Hundreds of Riders Set to Have Their Bikes Blessed at St. John the Divine
UPPER WEST SIDE — Some 300 cyclists from across the city and beyond will convene Saturday morning at the Cathedral of St. John the Divine to have their bikes blessed by a Cathedral minister.
"We find that some people take it very seriously, some people think it’s all a big joke and some people are deeply offended," said founder Glen Goldstein, 53.
The Rev. Julia Whitworth, who will sprinkle each bike with holy water inside the cathedral Saturday at 9 a.m., said she was excited for the biking community to turn out for the ceremony.
"It’s a delight to be part of something that’s funny and whacky and New York," she said.
Goldstein also remarked on the seeming oddness of a bunch of bikes parading through the sacred space.
"It does feel strange," he said. "And that’s the best part."
"It’s really one of the only days of the whole year in New York City where the different bike riders are together in one place — the messengers, the commuters, the little kids, the first time riders," he added.
Though the service, which is in its 15th year, is held in the largest Episcopalian cathedral in the world, it's not heavy on religiosity. It is ecumenical and the whole experience is over in about 20 minutes, Goldstein said.
"My biggest challenge is to convince people of other faiths [to attend]," Goldstein, who is Jewish, added.
But everyone is welcome, whether they're "atheist, agnostic, Jewish, Muslim, whatever," he said.
Whitworth also echoed the message of openness.
"The cathedral has at its core a mission to serve people of all faiths and of no faith at all," she said. "One of the hurdles we have to jump through is for people to recognize that they are welcome and we’re not trying to force any belief on them."
Still, some people object to the mixing of church with the secular activity of bike riding.
"We hear complaints every year that it’s disrespectful of the church," said Goldstein, who disagreed. "It reinforces that the church is the place to bring people together."

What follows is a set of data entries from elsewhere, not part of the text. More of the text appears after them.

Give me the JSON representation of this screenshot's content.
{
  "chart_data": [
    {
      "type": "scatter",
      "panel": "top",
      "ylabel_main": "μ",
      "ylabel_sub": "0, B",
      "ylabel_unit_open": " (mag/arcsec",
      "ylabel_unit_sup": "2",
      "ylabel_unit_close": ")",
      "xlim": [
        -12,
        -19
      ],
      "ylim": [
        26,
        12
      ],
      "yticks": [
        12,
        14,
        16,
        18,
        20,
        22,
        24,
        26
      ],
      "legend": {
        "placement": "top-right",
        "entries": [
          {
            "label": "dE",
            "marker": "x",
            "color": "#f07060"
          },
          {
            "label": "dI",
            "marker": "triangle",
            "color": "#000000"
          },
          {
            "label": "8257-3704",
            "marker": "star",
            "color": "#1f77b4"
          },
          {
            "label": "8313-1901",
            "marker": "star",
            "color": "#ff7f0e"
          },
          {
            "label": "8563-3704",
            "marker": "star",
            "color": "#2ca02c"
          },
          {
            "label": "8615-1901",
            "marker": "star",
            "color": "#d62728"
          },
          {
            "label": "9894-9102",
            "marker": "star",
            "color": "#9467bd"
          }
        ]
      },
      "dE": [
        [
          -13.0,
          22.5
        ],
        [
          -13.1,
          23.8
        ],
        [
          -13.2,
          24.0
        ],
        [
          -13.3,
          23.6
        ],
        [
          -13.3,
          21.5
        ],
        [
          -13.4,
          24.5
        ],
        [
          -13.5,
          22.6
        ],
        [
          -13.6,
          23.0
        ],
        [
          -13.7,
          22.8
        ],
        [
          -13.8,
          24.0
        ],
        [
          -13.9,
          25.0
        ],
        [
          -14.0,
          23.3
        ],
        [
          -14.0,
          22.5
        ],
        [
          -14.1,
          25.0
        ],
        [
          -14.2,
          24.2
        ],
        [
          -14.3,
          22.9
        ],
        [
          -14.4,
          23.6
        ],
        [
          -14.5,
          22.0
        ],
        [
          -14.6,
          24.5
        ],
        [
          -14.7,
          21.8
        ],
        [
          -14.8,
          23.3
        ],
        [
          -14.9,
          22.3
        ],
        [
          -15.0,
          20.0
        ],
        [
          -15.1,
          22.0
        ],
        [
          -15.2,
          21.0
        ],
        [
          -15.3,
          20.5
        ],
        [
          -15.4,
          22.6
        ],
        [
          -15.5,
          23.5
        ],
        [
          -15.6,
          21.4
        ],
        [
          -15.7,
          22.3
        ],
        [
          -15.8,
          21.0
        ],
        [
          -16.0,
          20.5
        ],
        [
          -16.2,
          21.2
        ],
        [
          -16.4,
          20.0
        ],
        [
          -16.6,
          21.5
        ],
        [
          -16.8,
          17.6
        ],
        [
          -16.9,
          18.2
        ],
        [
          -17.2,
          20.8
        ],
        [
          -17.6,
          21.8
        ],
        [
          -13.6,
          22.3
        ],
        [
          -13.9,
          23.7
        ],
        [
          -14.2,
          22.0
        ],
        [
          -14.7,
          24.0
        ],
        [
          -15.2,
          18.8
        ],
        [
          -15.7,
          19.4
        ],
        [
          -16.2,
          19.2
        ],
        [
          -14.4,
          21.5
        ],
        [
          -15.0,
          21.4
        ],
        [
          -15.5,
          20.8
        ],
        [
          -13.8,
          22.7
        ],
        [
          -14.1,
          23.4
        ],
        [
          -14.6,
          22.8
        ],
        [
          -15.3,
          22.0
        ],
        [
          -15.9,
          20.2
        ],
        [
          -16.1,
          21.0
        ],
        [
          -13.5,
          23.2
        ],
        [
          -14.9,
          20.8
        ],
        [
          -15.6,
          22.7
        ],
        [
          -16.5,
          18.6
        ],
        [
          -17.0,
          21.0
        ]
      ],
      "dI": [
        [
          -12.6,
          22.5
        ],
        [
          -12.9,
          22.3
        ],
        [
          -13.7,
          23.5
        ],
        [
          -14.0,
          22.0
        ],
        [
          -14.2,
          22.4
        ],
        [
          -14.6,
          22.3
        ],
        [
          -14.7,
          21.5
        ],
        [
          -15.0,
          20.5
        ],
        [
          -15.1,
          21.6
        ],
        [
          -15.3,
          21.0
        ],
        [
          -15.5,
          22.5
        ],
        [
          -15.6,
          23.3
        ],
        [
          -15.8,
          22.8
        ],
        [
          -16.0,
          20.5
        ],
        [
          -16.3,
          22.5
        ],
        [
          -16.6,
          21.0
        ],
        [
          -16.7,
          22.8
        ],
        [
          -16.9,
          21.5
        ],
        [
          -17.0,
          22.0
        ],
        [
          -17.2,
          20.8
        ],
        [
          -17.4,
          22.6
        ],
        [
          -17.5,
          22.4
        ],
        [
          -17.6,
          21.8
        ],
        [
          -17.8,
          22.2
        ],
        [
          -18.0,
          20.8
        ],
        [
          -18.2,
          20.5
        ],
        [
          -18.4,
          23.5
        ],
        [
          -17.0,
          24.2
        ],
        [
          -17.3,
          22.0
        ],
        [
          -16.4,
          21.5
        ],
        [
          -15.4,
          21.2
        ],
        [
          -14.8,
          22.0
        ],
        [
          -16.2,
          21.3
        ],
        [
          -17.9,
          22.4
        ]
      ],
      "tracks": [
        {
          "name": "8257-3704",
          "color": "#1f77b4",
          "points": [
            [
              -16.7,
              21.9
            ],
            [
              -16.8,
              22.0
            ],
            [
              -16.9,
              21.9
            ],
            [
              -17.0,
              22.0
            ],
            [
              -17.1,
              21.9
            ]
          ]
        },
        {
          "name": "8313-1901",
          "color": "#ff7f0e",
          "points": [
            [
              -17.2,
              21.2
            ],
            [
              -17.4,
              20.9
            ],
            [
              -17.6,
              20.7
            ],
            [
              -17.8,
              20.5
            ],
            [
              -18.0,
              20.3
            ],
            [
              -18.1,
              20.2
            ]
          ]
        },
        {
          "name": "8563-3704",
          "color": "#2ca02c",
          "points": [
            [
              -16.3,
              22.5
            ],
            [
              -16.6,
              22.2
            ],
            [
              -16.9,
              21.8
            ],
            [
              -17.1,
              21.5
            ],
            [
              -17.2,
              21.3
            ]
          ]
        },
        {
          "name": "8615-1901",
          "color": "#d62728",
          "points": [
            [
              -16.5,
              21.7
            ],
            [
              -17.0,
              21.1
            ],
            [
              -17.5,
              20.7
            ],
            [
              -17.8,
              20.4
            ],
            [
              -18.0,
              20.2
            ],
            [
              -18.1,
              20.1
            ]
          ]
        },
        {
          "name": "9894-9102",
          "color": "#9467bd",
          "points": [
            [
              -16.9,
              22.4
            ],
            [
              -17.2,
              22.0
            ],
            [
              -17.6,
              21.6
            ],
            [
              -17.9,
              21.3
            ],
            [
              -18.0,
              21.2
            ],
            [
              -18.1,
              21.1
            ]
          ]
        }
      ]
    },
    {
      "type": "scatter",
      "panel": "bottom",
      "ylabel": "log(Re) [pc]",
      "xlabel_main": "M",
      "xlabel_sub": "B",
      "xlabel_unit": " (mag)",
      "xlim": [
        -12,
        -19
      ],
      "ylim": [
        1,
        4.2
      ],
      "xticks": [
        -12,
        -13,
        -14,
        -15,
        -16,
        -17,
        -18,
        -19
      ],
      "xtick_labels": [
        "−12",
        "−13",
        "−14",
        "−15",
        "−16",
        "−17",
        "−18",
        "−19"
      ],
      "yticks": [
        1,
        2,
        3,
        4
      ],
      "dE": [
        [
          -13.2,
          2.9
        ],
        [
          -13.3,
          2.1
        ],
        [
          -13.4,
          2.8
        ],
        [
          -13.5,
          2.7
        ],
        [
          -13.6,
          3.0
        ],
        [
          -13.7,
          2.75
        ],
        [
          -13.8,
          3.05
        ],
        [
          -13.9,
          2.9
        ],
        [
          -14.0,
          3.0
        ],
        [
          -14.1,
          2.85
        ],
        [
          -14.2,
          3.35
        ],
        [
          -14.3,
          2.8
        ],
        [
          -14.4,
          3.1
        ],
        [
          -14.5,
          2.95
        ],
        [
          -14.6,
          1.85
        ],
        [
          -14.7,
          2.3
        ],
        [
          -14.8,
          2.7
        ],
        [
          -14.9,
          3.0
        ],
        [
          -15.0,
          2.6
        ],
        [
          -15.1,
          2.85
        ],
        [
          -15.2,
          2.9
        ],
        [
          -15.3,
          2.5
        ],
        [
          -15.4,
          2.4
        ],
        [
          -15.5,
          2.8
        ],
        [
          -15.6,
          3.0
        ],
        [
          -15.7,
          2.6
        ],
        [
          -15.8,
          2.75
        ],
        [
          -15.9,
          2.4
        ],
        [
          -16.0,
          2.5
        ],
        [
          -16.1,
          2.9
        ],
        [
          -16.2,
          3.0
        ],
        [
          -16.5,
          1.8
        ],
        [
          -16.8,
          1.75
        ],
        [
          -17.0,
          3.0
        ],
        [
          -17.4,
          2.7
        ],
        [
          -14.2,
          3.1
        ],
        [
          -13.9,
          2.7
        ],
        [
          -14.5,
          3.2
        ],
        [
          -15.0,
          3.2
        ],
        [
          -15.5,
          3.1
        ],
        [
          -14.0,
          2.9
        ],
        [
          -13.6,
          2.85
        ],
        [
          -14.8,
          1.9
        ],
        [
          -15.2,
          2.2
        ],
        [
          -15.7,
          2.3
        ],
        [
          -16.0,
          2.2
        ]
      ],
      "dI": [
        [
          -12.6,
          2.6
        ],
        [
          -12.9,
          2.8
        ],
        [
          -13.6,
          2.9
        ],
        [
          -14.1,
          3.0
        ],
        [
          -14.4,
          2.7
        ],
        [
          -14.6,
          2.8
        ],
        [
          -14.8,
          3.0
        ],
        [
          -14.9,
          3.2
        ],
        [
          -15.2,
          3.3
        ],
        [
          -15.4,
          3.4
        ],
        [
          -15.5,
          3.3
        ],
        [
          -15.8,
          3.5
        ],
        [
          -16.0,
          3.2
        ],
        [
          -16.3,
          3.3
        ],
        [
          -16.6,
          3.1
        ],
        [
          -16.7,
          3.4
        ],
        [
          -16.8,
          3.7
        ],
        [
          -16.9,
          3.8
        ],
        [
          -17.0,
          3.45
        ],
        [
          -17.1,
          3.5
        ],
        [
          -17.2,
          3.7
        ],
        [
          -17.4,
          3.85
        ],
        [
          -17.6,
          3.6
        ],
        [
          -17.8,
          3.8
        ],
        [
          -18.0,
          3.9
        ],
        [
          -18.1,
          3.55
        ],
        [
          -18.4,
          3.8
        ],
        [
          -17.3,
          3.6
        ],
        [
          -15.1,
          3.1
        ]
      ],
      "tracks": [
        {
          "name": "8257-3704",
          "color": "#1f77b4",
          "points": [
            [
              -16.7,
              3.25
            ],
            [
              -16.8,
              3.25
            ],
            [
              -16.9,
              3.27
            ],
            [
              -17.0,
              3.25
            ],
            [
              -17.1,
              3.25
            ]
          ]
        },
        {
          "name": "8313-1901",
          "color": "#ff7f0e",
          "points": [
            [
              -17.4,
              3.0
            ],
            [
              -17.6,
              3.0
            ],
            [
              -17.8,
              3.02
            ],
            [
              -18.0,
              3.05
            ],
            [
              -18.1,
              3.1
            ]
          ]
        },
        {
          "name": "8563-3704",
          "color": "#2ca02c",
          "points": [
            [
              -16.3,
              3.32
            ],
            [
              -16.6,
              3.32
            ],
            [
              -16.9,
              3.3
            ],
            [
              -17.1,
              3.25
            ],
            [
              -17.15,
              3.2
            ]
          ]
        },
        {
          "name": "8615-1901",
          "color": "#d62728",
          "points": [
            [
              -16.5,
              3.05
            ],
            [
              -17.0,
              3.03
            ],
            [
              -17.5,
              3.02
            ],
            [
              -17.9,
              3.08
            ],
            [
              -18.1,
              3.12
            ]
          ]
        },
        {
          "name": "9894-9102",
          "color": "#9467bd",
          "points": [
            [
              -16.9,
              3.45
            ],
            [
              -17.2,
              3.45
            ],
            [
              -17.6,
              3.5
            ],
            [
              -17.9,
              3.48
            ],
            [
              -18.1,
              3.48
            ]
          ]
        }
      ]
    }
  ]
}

Though the whole affair generally rings with joy — quite literally, as bikers sound off their bike bells and horns — there is a somber section, when the names of between 15 and 30 bicyclists killed are read aloud.
"I can’t wait for the year when there’s nobody [who died cycling]," Goldstein said.
The event, which started with only 50 people, has continued to grow over the years through word of mouth and in keeping with the growing cycling population.
Goldstein views the cathedral as a safe space in a city where he says bicyclists are so often hated and derided.
"We’re a pretty hated bunch in New York," he said. "It’s always a shock to me. People really hate us a lot."
Perceptions are changing, he said, with the advent of more bike lanes and thus more riders and more people who know bike riders. But Goldstein encourages riders to leave their activism at the door.
People have asked him whether they can make speeches at the ceremony but so far Goldstein has denied this request.
"It's the one day we try to keep it low key and not espouse our favorite causes," he said.
This will be the first time Whitworth has conducted a bike blessing.
"I can't wait to pray with them and for them and for their safety and pleasure and for the wind to be at their backs," she said.